13 minute read

Table of Contents


The 3 AM Wake-Up Call

Phone buzzes at 3 AM.

“Hey, merchants are reporting they’ve been charged payout fees twice. I checked and found several merchants with double charges…”

That message from our support team was my introduction to the harsh reality of webhook idempotency in payment systems.

Today I’m sharing the story of this production bug, why it happened, and more importantly - how to build systems that handle webhooks being sent “at least once” while ensuring your logic runs “exactly once.”

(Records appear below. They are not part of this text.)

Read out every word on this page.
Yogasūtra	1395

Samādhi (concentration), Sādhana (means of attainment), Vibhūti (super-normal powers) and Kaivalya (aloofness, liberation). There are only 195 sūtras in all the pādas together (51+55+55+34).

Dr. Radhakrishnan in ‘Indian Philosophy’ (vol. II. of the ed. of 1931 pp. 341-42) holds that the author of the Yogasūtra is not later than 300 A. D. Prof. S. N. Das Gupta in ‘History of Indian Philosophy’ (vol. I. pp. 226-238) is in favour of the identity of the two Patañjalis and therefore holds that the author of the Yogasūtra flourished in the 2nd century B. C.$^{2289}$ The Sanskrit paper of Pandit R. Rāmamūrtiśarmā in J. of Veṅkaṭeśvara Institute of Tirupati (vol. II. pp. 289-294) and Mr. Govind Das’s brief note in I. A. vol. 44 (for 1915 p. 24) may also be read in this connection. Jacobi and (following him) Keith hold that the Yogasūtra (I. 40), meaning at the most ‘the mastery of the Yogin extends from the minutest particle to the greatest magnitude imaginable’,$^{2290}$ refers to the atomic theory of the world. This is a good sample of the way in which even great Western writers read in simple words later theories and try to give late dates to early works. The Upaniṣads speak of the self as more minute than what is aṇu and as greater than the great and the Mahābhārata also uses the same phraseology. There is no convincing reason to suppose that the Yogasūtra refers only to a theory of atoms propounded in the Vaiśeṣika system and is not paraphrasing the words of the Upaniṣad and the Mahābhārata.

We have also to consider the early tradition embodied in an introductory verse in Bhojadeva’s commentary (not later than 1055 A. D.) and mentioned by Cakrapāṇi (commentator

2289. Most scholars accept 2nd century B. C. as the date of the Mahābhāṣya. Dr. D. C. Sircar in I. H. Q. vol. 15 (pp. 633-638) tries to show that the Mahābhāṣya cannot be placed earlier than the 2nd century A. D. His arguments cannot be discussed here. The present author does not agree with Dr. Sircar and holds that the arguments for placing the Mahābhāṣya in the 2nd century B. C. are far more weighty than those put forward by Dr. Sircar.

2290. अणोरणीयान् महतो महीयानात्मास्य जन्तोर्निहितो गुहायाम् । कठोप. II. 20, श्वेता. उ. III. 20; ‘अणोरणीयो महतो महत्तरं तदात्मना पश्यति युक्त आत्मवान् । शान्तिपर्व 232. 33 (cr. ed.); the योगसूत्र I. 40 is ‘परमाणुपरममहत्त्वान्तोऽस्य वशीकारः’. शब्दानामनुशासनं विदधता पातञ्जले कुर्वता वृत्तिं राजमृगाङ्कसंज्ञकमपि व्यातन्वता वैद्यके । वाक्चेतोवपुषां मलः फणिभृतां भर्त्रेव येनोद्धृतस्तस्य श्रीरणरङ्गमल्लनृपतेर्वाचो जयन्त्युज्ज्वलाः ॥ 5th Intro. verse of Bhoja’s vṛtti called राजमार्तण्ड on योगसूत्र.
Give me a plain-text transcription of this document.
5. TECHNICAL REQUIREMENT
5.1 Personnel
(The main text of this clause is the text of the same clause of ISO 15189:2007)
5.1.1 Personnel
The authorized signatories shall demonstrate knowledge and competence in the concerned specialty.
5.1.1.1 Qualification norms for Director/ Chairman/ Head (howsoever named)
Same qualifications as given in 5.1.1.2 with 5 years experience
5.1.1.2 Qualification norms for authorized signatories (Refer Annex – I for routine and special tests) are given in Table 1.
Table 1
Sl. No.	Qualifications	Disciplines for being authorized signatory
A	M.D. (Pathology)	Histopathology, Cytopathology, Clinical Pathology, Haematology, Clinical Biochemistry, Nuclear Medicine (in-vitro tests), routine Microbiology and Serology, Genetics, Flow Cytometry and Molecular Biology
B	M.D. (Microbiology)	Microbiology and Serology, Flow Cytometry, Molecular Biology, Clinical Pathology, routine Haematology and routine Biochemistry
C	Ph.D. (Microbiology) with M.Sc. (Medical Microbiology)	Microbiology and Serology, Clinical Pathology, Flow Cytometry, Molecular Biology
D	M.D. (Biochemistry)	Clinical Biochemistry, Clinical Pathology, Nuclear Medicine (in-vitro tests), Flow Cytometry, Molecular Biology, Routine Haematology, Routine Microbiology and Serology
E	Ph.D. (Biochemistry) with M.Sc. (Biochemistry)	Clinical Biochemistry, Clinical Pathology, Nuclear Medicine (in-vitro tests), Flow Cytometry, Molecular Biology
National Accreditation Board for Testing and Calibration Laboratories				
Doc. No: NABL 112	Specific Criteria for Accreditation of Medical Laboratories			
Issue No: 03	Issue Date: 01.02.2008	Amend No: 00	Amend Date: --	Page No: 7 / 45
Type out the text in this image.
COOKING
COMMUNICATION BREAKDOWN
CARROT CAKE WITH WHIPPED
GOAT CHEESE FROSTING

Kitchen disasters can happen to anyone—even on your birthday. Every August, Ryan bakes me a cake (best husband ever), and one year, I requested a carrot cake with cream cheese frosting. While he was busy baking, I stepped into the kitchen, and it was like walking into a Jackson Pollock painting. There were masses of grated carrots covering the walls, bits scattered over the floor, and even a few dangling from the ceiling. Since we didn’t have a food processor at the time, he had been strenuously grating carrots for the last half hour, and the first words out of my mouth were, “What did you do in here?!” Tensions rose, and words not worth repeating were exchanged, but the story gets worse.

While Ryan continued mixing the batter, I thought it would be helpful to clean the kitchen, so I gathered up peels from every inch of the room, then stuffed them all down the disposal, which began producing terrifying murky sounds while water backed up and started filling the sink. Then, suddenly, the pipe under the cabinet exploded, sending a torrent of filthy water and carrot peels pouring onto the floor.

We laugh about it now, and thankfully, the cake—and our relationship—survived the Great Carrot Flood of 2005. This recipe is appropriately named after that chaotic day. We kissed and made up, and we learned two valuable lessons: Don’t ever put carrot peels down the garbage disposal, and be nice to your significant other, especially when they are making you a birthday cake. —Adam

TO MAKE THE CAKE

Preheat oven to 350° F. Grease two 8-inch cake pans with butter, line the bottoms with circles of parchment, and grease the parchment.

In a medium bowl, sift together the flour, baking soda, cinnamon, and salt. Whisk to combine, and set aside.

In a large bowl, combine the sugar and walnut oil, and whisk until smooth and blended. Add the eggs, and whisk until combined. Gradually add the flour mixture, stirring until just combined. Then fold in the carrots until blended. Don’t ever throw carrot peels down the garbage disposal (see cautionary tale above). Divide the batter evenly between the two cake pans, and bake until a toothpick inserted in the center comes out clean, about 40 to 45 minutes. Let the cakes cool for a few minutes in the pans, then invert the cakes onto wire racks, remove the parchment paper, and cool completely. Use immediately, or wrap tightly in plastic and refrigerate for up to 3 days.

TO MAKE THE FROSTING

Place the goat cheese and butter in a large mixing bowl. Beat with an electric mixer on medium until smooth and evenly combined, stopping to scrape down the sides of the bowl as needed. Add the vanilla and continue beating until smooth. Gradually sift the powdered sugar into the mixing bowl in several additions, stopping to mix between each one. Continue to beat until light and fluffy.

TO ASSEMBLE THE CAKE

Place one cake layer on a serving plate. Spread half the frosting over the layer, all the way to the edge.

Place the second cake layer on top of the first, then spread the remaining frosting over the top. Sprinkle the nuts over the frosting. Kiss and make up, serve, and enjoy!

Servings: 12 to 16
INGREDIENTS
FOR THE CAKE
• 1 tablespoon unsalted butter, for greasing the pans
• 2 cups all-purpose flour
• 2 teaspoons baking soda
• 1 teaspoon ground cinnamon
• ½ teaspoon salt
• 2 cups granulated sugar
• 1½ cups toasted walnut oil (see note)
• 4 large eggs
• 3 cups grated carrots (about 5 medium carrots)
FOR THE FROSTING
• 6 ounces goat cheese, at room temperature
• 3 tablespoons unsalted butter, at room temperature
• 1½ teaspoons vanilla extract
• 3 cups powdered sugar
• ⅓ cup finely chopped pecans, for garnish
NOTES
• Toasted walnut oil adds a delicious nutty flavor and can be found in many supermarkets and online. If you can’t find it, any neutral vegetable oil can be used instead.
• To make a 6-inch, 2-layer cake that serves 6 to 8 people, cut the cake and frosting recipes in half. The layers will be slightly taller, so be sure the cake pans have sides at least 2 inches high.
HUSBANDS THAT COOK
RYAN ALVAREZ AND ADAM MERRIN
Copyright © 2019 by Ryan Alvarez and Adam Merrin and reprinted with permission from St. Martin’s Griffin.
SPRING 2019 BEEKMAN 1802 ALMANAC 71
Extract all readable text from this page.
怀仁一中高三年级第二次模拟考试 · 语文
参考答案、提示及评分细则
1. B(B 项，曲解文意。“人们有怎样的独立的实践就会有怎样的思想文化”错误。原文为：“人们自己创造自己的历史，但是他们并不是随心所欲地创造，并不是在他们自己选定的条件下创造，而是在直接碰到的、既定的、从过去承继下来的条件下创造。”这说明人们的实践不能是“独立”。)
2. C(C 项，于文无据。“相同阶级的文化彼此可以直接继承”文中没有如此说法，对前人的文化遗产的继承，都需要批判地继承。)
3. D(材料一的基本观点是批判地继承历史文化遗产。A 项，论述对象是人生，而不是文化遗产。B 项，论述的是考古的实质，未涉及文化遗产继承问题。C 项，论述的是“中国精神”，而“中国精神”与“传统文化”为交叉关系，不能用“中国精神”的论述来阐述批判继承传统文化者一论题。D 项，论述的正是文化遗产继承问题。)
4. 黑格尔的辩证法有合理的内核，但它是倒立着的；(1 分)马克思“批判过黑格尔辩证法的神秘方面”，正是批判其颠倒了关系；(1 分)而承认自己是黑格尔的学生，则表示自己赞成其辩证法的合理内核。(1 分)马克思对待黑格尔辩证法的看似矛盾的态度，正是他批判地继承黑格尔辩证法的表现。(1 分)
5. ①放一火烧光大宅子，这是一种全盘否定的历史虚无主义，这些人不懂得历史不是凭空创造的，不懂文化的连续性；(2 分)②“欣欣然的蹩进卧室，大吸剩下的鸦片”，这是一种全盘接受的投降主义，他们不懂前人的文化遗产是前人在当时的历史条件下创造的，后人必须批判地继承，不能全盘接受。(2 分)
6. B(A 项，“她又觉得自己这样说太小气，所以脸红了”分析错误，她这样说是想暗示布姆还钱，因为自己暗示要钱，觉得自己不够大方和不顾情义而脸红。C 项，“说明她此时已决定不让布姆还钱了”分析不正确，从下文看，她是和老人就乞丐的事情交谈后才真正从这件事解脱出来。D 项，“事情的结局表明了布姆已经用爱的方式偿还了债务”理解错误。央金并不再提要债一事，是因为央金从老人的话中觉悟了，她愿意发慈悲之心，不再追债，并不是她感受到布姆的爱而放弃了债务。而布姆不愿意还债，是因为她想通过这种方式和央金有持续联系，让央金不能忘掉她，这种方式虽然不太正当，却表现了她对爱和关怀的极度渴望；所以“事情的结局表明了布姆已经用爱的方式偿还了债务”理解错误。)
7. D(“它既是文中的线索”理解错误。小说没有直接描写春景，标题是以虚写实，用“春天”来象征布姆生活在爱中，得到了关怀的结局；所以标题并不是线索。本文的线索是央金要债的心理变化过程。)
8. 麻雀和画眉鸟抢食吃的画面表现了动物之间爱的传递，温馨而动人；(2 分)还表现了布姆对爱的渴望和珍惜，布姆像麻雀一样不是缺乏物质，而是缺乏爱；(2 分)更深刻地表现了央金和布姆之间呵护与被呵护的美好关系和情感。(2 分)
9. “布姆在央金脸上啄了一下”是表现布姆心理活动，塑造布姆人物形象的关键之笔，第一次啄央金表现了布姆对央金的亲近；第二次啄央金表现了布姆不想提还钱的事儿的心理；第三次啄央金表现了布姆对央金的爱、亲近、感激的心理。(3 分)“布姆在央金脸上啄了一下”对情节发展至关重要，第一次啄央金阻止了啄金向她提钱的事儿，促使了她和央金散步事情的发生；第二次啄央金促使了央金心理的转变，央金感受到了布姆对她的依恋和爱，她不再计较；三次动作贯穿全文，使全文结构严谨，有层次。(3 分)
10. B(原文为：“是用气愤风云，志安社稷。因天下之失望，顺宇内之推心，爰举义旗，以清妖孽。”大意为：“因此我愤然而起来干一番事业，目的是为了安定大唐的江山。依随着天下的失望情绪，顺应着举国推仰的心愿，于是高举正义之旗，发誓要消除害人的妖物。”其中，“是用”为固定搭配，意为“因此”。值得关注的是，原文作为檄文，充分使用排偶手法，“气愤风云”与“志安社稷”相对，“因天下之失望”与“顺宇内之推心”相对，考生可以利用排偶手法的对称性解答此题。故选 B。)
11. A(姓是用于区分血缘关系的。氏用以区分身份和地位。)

(Spoiler: It’s not as simple as checking the database.)

The Production Incident

The Context

Our payment system integrates with a payment gateway (let’s call it “PaymentProvider”). Here’s how payouts worked:

Flow:
1. Merchant requests payout (withdraw money to bank)
2. PaymentProvider processes payout
3. PaymentProvider sends webhook: "Payout successful"
4. Our system charges 0.5% payout fee
5. Update merchant balance

The Naive Implementation

Here’s what our code looked like initially:

@Controller('webhooks')
export class WebhookController {
  @Post('payment-provider')
  async handlePayoutWebhook(@Body() event: PayoutEvent) {
    const payout = await this.payoutService.findOne(event.payoutId);

    // ❌ What's wrong with this logic?
    if (payout.status !== 'completed') {
      // Charge 0.5% fee
      const fee = payout.amount * 0.005;
      await this.feeService.createPayoutFee({
        payoutId: payout.id,
        amount: fee
      });

      // Update status
      await this.payoutService.update(payout.id, {
        status: 'completed'
      });
    }

    return { received: true };
  }
}

Looks reasonable, right? We check the status before charging the fee. What could go wrong?

The Incident Timeline

10:15:00 - Merchant A requests payout of $10,000
10:15:30 - PaymentProvider processes payout, sends webhook #1
10:15:30 - Webhook #1 arrives at our server, starts processing
10:15:30 - Code checks status: 'pending' ✅
10:15:30 - Charges fee: $50
10:15:31 - PaymentProvider retries webhook (didn't get response in time)
10:15:31 - Webhook #2 arrives at our server
10:15:31 - Code checks status: still 'pending' ✅ (first request hasn't finished!)
10:15:31 - Charges ANOTHER fee: $50 ❌

Result: Merchant charged $100 instead of $50

Root Cause Analysis

Problem #1: Race Condition

- Webhook #1 is processing (hasn't updated status yet)
- Webhook #2 arrives and checks status
- Both see status = 'pending'
- Both decide "haven't charged fee yet"
- Both charge the fee → DOUBLE CHARGE

Problem #2: Webhook Delivery Semantics

Payment providers guarantee "at-least-once delivery"
- They don't guarantee "exactly-once"
- Webhooks can be sent multiple times due to:
  → Network timeouts
  → Retry logic
  → Provider-side failures
  → Our server being slow to respond

This is not a bug in the payment provider - it’s by design.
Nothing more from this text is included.